As with the heckled man with Parkinson’ cited above, they are furious that the government wants more from them than they feel willing to give (although if their private generosity were sufficient, the man wouldn’t be protesting). And, it infuriates them no end to feel forced to give charity to people they feel are “undeserving” or whom they don’t regard as “real Americans.”
However solidarity is not an act of charity but an act of unity between citizens, equals and allies. Personally, I might not have any particular interest in the city’s multi-million dollar sports arena, and you might not have any particular interest in the offerings of the local PBS station, but I go along with your brand of entertainment and you go along with mine, and we both come out ahead. For a nominal personal contribution, we gain a sense of community spirit and pride, not to mention a stadium that can be used for generations. Unlike solidarity, which is horizontal and takes place between equals, charity is top-down, humiliating to those who receive it, and reinforces unequal power relations.
The framing of questions in order to incite bickering, recrimination and contempt is a time-honored technique of divide and rule.
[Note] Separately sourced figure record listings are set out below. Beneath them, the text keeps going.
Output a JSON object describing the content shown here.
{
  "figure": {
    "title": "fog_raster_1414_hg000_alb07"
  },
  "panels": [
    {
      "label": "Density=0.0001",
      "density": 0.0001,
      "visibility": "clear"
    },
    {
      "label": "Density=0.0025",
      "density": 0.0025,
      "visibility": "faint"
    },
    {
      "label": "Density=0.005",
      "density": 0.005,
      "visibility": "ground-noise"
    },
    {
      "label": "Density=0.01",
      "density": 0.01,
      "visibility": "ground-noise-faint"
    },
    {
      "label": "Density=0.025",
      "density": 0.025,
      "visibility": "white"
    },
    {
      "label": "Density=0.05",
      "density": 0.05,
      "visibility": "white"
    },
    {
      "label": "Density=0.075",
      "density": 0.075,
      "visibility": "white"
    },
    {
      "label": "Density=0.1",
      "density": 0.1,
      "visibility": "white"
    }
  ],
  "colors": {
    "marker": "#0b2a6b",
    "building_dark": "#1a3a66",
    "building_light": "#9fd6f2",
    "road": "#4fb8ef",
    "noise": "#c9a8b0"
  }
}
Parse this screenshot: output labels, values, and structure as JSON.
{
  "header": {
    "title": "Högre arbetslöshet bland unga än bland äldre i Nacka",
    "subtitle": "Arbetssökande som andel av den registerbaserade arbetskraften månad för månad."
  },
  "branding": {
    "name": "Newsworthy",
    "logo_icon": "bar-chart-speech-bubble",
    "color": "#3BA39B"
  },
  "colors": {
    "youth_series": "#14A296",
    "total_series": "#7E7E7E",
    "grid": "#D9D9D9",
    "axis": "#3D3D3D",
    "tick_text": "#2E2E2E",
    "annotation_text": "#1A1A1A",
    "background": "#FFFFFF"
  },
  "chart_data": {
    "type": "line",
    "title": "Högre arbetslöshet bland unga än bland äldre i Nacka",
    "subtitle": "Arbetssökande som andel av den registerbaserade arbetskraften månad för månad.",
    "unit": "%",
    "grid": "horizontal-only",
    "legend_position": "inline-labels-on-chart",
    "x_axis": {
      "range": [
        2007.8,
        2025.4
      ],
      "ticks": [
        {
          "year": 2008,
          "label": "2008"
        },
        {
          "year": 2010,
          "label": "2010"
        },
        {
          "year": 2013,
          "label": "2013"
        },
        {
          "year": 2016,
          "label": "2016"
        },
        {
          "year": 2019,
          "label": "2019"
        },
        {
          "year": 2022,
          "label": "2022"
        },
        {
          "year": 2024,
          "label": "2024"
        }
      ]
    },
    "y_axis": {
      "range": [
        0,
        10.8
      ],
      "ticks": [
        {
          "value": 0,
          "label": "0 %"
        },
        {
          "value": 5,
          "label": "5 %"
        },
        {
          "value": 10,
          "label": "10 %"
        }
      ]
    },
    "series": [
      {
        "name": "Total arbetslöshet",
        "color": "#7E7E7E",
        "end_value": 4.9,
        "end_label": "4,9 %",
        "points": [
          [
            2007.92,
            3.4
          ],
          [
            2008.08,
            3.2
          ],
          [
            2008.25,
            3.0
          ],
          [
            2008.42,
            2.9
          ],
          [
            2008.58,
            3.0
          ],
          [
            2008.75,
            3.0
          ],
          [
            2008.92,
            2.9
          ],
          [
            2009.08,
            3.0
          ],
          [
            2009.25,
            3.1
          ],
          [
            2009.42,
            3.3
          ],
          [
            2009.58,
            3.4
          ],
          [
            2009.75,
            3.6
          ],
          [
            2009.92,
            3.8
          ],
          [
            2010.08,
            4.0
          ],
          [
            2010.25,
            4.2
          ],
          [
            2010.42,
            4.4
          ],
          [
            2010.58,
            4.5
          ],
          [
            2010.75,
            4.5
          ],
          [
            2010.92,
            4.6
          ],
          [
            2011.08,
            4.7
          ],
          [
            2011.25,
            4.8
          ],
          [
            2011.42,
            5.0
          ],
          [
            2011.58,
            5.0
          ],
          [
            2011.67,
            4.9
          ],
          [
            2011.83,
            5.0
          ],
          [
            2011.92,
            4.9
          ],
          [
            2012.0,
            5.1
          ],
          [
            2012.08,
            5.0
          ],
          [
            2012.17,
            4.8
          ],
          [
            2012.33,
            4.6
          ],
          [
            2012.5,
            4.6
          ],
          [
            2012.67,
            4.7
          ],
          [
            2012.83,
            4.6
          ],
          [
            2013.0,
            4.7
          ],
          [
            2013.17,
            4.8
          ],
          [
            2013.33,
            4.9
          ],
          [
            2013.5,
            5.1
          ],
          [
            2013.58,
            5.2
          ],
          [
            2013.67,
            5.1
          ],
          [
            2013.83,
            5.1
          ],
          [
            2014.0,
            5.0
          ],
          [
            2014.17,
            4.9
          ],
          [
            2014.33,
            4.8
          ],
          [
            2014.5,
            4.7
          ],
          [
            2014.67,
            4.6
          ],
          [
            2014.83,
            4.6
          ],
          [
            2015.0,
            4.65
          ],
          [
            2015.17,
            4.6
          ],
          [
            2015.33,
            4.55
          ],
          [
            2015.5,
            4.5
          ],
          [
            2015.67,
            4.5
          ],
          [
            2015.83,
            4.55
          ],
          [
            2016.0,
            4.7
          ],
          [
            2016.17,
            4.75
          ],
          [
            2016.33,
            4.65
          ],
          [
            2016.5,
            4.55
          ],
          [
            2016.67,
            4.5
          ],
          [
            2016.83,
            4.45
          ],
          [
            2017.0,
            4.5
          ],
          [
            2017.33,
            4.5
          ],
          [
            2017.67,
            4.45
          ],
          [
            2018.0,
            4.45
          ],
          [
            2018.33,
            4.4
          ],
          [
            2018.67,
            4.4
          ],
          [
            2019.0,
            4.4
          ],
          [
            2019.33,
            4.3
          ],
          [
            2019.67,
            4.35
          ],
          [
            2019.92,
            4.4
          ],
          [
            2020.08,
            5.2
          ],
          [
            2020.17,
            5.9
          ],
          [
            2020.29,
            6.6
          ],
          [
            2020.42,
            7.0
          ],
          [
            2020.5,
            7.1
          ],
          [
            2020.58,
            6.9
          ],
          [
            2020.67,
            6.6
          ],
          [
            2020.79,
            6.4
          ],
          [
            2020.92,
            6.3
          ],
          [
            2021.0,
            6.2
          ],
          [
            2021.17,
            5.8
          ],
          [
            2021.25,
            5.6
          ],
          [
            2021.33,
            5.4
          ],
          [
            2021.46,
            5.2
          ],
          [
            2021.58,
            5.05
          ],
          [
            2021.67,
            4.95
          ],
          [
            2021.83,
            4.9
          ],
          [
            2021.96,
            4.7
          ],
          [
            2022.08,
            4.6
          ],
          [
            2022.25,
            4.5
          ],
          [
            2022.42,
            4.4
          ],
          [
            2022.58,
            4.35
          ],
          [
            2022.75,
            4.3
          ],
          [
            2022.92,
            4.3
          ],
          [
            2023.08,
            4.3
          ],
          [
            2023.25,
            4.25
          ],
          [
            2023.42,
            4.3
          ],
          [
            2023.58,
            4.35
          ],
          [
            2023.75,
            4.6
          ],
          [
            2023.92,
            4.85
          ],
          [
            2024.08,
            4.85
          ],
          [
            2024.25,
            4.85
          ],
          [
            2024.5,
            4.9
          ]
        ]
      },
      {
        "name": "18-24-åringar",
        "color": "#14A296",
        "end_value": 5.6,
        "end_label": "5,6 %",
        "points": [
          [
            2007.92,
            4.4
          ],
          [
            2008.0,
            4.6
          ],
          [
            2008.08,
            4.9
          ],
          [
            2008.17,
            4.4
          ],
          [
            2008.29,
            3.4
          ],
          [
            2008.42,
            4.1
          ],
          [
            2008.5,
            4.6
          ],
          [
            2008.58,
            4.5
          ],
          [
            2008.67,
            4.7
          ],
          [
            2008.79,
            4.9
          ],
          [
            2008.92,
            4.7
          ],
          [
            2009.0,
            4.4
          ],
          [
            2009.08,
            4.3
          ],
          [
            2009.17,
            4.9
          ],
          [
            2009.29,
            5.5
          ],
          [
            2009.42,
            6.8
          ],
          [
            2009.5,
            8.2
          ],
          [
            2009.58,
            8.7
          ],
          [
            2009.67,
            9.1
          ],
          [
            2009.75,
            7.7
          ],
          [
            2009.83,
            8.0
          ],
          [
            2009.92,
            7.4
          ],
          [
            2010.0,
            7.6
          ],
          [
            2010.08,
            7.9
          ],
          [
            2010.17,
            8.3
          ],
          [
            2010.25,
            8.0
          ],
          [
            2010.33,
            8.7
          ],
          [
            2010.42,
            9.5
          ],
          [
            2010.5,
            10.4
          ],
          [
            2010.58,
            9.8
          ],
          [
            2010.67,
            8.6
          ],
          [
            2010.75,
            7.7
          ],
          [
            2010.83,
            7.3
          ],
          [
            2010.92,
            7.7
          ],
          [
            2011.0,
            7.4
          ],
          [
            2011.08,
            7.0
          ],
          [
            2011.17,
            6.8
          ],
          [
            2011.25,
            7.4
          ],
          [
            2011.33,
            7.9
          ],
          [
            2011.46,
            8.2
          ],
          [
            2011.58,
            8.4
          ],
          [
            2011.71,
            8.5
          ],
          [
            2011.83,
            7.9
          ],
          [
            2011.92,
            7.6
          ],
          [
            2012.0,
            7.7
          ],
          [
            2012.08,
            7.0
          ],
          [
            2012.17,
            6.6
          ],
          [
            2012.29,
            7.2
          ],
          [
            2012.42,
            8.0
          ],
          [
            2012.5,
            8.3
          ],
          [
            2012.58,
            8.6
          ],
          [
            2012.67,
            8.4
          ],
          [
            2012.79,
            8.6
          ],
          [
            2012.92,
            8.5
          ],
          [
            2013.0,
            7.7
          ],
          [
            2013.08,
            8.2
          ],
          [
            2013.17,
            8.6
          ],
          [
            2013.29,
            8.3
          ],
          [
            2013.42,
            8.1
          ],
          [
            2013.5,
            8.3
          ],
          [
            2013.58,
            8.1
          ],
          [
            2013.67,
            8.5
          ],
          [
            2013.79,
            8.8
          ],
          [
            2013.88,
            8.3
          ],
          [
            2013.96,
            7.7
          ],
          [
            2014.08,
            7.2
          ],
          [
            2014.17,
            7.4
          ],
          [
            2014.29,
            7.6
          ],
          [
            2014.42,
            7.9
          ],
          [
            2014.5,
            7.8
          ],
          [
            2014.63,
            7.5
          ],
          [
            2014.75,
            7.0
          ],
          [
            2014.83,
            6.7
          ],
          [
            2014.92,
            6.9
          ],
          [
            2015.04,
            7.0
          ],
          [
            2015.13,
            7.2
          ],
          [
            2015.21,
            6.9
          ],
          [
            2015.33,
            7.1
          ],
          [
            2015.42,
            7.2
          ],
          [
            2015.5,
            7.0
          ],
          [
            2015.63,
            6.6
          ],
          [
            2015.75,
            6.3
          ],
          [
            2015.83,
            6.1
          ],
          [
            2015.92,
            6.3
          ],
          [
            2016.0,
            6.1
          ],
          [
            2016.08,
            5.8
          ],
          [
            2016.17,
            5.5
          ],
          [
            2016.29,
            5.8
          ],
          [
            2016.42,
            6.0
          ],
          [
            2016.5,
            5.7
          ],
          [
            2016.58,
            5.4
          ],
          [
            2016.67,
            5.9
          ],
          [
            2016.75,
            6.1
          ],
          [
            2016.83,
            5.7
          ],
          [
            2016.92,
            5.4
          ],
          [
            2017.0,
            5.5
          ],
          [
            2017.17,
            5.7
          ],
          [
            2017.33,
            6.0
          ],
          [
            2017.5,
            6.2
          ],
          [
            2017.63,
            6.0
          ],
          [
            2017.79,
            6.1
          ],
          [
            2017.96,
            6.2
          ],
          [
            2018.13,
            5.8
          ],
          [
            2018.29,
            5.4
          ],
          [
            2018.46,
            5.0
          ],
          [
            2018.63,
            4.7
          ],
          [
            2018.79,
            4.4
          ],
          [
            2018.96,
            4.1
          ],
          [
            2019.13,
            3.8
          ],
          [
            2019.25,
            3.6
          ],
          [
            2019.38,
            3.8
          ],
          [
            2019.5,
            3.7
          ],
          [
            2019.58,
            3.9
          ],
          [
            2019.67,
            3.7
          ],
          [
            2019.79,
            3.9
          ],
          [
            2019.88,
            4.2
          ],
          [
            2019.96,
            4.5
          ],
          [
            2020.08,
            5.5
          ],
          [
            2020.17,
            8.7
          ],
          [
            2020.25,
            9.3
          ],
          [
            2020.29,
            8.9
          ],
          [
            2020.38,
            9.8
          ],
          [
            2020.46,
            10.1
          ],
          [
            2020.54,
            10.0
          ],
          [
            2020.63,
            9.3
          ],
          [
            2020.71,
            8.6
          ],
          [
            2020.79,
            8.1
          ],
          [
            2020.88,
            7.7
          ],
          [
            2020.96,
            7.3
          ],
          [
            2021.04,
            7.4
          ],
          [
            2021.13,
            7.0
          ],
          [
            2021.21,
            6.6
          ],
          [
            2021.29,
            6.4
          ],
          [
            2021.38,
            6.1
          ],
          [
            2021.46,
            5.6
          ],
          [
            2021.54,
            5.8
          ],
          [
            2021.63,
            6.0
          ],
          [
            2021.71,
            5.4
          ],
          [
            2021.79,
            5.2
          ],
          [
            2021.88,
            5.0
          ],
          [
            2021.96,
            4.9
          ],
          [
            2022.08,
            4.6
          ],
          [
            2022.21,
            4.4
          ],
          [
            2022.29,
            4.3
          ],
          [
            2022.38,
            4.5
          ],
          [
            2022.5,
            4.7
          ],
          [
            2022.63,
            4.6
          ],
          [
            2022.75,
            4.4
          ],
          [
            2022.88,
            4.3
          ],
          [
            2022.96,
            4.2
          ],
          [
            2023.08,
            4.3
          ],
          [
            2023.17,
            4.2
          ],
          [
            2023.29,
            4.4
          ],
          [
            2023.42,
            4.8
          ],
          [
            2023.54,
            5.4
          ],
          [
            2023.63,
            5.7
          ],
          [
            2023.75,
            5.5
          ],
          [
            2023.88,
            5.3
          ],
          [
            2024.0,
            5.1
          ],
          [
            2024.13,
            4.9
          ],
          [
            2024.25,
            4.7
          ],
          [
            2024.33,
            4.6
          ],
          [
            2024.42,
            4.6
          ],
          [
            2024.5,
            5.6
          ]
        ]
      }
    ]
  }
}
Any attempt to enforce even a nominal level of civility is reviled as “political correctness.” Any attempt to address the many historical grievances that make us hate one another so, is dismissed as “whining” as if there never were any injustices, only selfish people trying to get something for nothing by complaining over things in the past that have been blown out of proportion.
When I first read about a group on the Far Right proposing to “re-translate” the Bible in order to airbrush out the “liberal” empathy, compassion and the social justice parts, I thought it was a joke. Likewise, during Justice Sotomayor’s confirmation hearing, when the Republican Senators opined that “empathy” was a liberal code word and were upset that empathy might be an undesirable quality in a judge, I began to realize that they weren’t kidding. And, now that Glenn Beck is urging his followers to leave their churches if they advocate social justice, community,” “collective responsibility,” “respect for diversity,” or a “truly democratic society,” it has become undeniable that something spiritually unwholesome and deeply unChristian is metastasizing on the Right.
So, when they come at you with their bad faith arguments, their made up facts, their sly digs, their contemptuous needling insults and snarky zingers, they are essentially shutting any substantive discussion down, and attempting to get you to respond in kind. Once they get you to lose your temper and lure you over to their rhetorical dark side, it tends to confirm what they believe all along; namely, that people are selfish, unfeeling and mean, and therefore deserving of nothing.
If they are not decisively defeated at the polls in November I fear that nothing short of civil war will bring them back to good faith bargaining.